This is a follow-up to our post of January 30, 2022 on stress-testing your retirement plan for rising interest rates/inflation. In this post, we will provide you with a work-around for the Actuarial Financial Planner for Retirees (AFP) default inflation assumption if you believe that today’s increased rates of inflation relative to interest rates will be temporary and will revert back to “more normal rates” in the future.
In our post of January 30, 2022, we said
“In the 2021 OASDI Trustees report (Table V.B.2), the Social Security actuaries and Trustees assume in their intermediate assumptions that rates of returns on the [non-risky] special Treasuries in which Social Security assets are invested will be less than assumed rates of inflation for the next 5 years, but then real rates of return are assumed to ultimately increase to 2.3% in years 2035 and later. By comparison, our default assumptions assume a constant real rate of return on non-risky investments over the household lifetime planning period of 1% per annum [3% investment return and 2% inflation]
While we believe that a 1% real rate of investment return on non-risky investments is reasonably conservative when combined with 25% probabilities of survival, you should feel free to select more conservative assumptions (or future reductions in Social Security benefits) if you are so inclined.”

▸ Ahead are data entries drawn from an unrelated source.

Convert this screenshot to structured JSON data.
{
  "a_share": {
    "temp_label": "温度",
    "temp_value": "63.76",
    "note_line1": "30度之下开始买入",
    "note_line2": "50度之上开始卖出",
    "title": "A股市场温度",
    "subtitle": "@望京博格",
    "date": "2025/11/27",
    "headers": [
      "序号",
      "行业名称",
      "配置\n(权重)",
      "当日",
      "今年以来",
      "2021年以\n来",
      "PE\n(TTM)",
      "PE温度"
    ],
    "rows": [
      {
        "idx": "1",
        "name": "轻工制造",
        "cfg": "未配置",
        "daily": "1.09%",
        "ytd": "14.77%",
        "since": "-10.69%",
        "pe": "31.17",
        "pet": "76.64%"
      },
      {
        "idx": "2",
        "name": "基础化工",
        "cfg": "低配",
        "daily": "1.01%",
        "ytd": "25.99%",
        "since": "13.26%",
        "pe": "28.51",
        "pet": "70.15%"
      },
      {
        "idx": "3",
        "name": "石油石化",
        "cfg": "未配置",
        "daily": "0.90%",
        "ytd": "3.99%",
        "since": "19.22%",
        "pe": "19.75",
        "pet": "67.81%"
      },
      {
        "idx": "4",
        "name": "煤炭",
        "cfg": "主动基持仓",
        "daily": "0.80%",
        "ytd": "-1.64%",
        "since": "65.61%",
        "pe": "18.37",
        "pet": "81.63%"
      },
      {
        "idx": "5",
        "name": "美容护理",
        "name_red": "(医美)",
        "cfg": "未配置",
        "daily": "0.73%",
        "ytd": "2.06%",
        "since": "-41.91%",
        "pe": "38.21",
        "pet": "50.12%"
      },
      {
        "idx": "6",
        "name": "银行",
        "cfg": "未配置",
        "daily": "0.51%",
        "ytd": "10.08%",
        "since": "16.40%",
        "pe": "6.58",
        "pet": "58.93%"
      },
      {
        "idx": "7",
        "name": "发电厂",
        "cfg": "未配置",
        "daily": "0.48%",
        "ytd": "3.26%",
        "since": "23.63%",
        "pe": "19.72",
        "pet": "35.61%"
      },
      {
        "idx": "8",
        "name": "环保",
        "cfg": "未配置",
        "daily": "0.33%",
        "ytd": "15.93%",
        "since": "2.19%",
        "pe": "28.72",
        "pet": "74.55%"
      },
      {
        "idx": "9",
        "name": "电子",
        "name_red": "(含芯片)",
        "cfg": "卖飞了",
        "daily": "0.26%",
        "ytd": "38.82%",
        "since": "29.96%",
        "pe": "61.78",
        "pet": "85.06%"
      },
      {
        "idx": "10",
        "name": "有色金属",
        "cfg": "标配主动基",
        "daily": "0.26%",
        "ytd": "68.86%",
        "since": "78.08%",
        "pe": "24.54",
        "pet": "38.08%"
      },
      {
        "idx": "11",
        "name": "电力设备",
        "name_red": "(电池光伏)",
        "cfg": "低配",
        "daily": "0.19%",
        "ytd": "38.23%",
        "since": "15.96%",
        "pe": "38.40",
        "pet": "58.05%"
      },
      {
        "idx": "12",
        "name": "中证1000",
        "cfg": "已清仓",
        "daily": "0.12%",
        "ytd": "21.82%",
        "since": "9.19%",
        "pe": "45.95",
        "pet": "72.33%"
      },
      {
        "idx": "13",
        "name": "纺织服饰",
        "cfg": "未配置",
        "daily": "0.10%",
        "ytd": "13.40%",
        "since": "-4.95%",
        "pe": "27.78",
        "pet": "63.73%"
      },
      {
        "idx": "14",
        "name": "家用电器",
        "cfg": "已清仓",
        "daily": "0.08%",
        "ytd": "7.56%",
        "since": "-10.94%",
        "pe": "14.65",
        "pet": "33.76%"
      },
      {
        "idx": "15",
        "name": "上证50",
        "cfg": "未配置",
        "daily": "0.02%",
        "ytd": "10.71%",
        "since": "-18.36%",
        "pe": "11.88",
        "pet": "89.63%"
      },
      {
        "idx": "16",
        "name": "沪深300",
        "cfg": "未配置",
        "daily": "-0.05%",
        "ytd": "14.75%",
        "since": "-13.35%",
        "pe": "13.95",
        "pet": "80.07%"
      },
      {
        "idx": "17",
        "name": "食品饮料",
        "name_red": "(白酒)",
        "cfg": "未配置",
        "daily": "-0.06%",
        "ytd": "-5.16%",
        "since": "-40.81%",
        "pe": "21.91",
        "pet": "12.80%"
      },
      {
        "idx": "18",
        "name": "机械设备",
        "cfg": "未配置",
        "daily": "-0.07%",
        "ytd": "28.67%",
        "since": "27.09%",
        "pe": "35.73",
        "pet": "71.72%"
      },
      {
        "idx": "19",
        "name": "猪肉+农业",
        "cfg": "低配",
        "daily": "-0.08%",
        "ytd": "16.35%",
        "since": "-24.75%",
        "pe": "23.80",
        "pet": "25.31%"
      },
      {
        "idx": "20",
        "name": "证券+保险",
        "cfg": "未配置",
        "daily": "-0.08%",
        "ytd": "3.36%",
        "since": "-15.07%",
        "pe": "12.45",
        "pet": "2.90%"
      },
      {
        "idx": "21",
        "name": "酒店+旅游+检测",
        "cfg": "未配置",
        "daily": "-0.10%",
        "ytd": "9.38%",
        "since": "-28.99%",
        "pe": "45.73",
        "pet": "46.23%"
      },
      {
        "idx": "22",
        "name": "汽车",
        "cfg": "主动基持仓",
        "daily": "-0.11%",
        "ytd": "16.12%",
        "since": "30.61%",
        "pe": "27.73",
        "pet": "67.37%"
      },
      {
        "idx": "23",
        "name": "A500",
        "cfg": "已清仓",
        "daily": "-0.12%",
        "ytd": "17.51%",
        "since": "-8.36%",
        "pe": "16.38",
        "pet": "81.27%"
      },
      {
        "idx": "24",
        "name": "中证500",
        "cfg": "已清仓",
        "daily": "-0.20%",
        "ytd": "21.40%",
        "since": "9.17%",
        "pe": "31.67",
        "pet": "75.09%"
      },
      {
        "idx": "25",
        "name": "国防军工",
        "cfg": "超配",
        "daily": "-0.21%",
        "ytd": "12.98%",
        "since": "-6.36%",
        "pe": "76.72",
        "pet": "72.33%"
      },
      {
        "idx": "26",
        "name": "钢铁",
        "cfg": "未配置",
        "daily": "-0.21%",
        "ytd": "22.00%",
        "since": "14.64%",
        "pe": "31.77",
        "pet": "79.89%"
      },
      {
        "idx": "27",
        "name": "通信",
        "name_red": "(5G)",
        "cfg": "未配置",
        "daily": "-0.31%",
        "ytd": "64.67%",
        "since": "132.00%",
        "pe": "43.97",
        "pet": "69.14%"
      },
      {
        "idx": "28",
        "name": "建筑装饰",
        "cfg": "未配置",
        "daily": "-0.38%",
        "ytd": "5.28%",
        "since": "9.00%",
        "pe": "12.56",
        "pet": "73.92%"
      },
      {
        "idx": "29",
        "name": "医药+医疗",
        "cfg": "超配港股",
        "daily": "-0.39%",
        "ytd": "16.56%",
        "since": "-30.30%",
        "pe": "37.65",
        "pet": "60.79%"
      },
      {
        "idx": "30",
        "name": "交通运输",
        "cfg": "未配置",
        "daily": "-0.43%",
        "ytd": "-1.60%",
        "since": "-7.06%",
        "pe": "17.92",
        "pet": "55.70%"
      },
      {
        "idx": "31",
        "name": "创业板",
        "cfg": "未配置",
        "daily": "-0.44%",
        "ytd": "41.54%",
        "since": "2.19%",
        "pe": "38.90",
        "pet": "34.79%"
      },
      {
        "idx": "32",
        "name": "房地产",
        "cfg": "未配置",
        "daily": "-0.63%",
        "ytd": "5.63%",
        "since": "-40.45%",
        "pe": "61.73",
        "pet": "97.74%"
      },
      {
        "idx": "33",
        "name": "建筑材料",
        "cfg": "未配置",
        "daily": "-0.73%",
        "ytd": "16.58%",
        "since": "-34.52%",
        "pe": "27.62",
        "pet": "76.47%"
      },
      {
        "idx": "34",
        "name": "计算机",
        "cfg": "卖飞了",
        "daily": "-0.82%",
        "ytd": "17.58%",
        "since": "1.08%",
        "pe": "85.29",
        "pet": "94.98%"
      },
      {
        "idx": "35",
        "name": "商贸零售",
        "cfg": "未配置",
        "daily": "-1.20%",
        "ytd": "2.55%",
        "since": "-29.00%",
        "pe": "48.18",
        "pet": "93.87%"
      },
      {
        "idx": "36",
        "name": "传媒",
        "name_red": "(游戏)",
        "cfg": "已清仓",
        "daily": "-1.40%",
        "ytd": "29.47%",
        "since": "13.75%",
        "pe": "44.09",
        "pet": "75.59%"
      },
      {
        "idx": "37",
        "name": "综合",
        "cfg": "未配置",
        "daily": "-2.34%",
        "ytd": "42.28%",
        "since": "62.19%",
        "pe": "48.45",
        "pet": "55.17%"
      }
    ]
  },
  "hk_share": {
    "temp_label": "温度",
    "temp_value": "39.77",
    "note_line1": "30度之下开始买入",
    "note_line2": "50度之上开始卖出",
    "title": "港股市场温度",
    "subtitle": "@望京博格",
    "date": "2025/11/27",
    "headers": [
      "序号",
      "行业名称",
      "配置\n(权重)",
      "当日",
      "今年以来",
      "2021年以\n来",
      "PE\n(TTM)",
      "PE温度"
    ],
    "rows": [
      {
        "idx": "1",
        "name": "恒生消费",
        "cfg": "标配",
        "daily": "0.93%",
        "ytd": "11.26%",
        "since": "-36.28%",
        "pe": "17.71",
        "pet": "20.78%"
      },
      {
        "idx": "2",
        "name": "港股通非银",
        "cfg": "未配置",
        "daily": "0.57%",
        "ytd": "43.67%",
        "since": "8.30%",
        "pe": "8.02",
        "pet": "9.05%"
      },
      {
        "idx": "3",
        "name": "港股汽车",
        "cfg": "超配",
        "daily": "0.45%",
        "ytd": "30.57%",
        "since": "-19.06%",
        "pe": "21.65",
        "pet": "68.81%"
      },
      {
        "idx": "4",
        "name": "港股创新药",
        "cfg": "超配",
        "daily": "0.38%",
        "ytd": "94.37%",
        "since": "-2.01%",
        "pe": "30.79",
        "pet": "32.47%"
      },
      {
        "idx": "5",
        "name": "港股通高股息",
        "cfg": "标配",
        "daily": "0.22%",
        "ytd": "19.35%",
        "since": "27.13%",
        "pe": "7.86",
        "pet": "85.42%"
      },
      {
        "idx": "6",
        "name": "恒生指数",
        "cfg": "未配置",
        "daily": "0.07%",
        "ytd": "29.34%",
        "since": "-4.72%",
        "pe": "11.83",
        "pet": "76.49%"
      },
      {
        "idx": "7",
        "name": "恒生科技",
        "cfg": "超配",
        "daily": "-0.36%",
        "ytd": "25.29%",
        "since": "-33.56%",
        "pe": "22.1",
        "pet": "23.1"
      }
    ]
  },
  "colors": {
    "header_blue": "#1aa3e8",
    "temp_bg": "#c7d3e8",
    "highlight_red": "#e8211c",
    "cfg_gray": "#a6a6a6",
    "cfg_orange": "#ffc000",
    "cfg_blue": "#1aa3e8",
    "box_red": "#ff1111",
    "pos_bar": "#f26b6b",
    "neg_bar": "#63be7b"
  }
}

While more conservative retired readers may wish to reflect higher current rates of inflation when determining the cost of their Floor Portfolios, they may believe (like the Social Security Actuaries) that reflecting such higher inflation rates over the entirety of their remaining lifetime planning periods is too conservative. The table below provides an approximate work-around for reflecting the current high rates of inflation for a temporary period. It shows the override inflation assumption (instead of the default assumption of 2% per annum) that is mathematically equivalent to various temporary increases in inflation for retirees with different remaining lifetime planning periods.
Additional annual inflation estimates shown in the table include 3% (for a total of 5% per annum) and 5% (for a total of 7%) for the next 5 years and for the next 10 years. As shown in this table, the impact of these temporary inflation increases is more significant for longer temporary periods and for households with lower remaining lifetime planning periods.
Actuarial Financial Planner--Override Inflation Assumptions Under Various Additional Annual Inflation Estimates and Lifetime Planning Periods (vs. 2% default inflation assumption)
Additional Annual Inflation/Lifetime Planning Period | 40 Years | 30 Years | 20 Years | 10 Years |
3% for 5 years | 2.4% | 2.5% | 2.7% | 3.5% |
5% for 5 years | 2.6% | 2.8% | 3.2% | 4.5% |
3% for 10 years | 2.7% | 3.0% | 3.5% | 5.0% |
5% for 10 years | 3.2% | 3.6% | 4.5% | 7.0% |
To input the desired inflation-override assumption into the AFP, simply click on the Default/Override box for the inflation assumption in Column D and select “Override.” Then enter the override assumption from the table above (or the assumption you otherwise desire) in Column F. This action will change the amounts shown in the Actuarial Balance Sheet by increasing the present values of essential and discretionary expenses. This, in turn, may cause you to consider changes to your financial plan to rebalance your assets and your liabilities under the override assumption.